Я совершенно не желал позволить ему запутать меня в аргументах. Как большинство славян, он оказался превосходным казуистом.
Теперь вмешался Барри, и его ирландский акцент стал ощутимее обычного:
— Захват — управление — или, пользуясь американским термином, «предоставление консультантов» — все это одно и то же, Бастэйбл, мой мальчик.
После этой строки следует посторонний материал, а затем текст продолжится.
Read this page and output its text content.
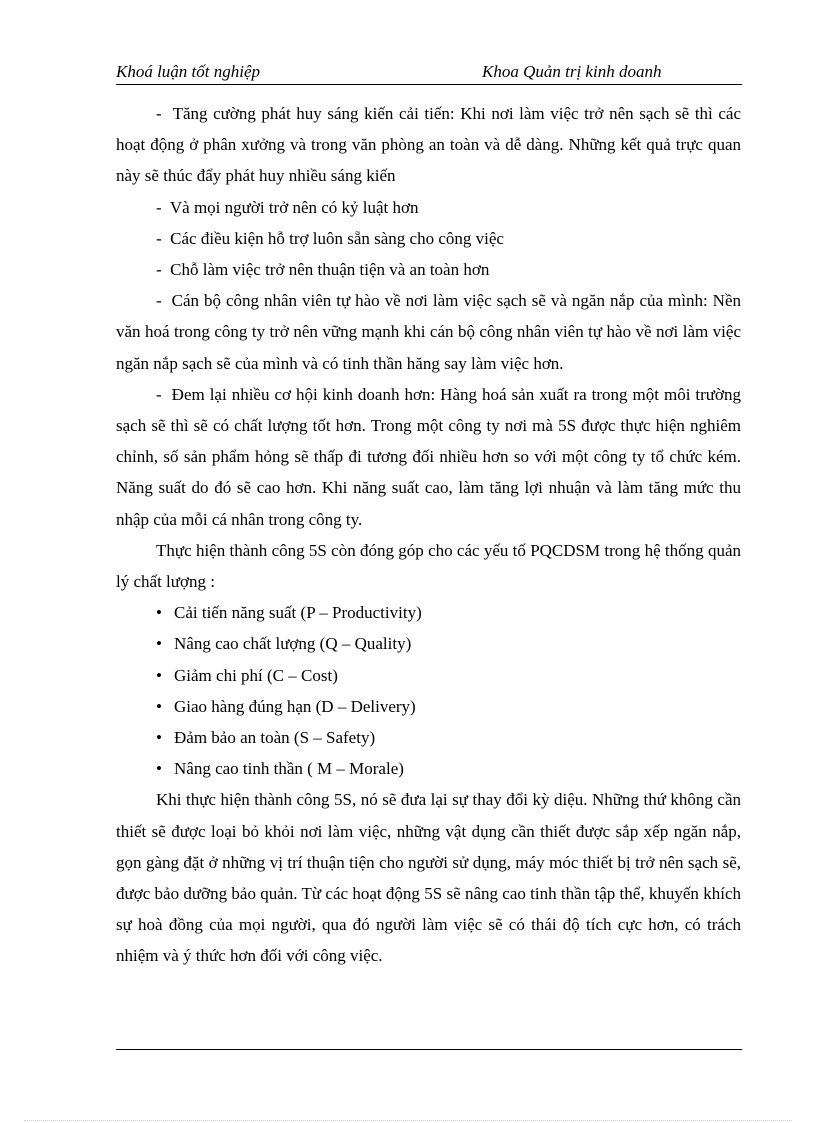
Khoá luận tốt nghiệp	Khoa Quản trị kinh doanh

- Tăng cường phát huy sáng kiến cải tiến: Khi nơi làm việc trở nên sạch sẽ thì các hoạt động ở phân xưởng và trong văn phòng an toàn và dễ dàng. Những kết quả trực quan này sẽ thúc đẩy phát huy nhiều sáng kiến

- Và mọi người trở nên có kỷ luật hơn

- Các điều kiện hỗ trợ luôn sẵn sàng cho công việc

- Chỗ làm việc trở nên thuận tiện và an toàn hơn

- Cán bộ công nhân viên tự hào về nơi làm việc sạch sẽ và ngăn nắp của mình: Nền văn hoá trong công ty trở nên vững mạnh khi cán bộ công nhân viên tự hào về nơi làm việc ngăn nắp sạch sẽ của mình và có tinh thần hăng say làm việc hơn.

- Đem lại nhiều cơ hội kinh doanh hơn: Hàng hoá sản xuất ra trong một môi trường sạch sẽ thì sẽ có chất lượng tốt hơn. Trong một công ty nơi mà 5S được thực hiện nghiêm chỉnh, số sản phẩm hỏng sẽ thấp đi tương đối nhiều hơn so với một công ty tổ chức kém. Năng suất do đó sẽ cao hơn. Khi năng suất cao, làm tăng lợi nhuận và làm tăng mức thu nhập của mỗi cá nhân trong công ty.

Thực hiện thành công 5S còn đóng góp cho các yếu tố PQCDSM trong hệ thống quản lý chất lượng :

• Cải tiến năng suất (P – Productivity)
• Nâng cao chất lượng (Q – Quality)
• Giảm chi phí (C – Cost)
• Giao hàng đúng hạn (D – Delivery)
• Đảm bảo an toàn (S – Safety)
• Nâng cao tinh thần ( M – Morale)

Khi thực hiện thành công 5S, nó sẽ đưa lại sự thay đổi kỳ diệu. Những thứ không cần thiết sẽ được loại bỏ khỏi nơi làm việc, những vật dụng cần thiết được sắp xếp ngăn nắp, gọn gàng đặt ở những vị trí thuận tiện cho người sử dụng, máy móc thiết bị trở nên sạch sẽ, được bảo dưỡng bảo quản. Từ các hoạt động 5S sẽ nâng cao tinh thần tập thể, khuyến khích sự hoà đồng của mọi người, qua đó người làm việc sẽ có thái độ tích cực hơn, có trách nhiệm và ý thức hơn đối với công việc.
И все это окрашено одной и той же дурной привычкой — жаждой наживы. Хотел бы я видеть хотя бы одну колонию, которая живет лучше той страны, что ее захватила. Польша, Ирландия, Сиам…
— Как большинство фанатиков, — холодно прервал я его посреди фразы, — вы имеете одну совершенно детскую особенность. Вы хотите получить все сразу и немедленно. Для всяких улучшений требуется время. Нельзя сделать мир совершенным за одну ночь. Многие люди живут сегодня несопоставимо лучше, чем в годы моей… чем в начале этого столетия.
— В определенном отношении, — заметил Корженёвский. — Но остались и старые несовершенства. И они будут существовать так долго, пока люди не заставят власть имущих осознать, что все зло — от них.
— И вы хотите доказать это, взрывая бомбы, убивая ни в чем не повинных мужчин и женщин, агитируя невежественных туземцев принимать участие в ваших восстаниях, в которых им, хочешь не хочешь, достается самая кровавая и неблагодарная часть работы? Не такими я представляю себе людей, способных побороть зло.
— Если смотреть на вещи так, то я тоже, — сказал Корженёвский.
— Дутчке никогда в жизни не бросил ни одной бомбы! — воскликнул Барри.
— Но благословлял на терроризм тех, кто делал это. Не вижу разницы, — парировал я.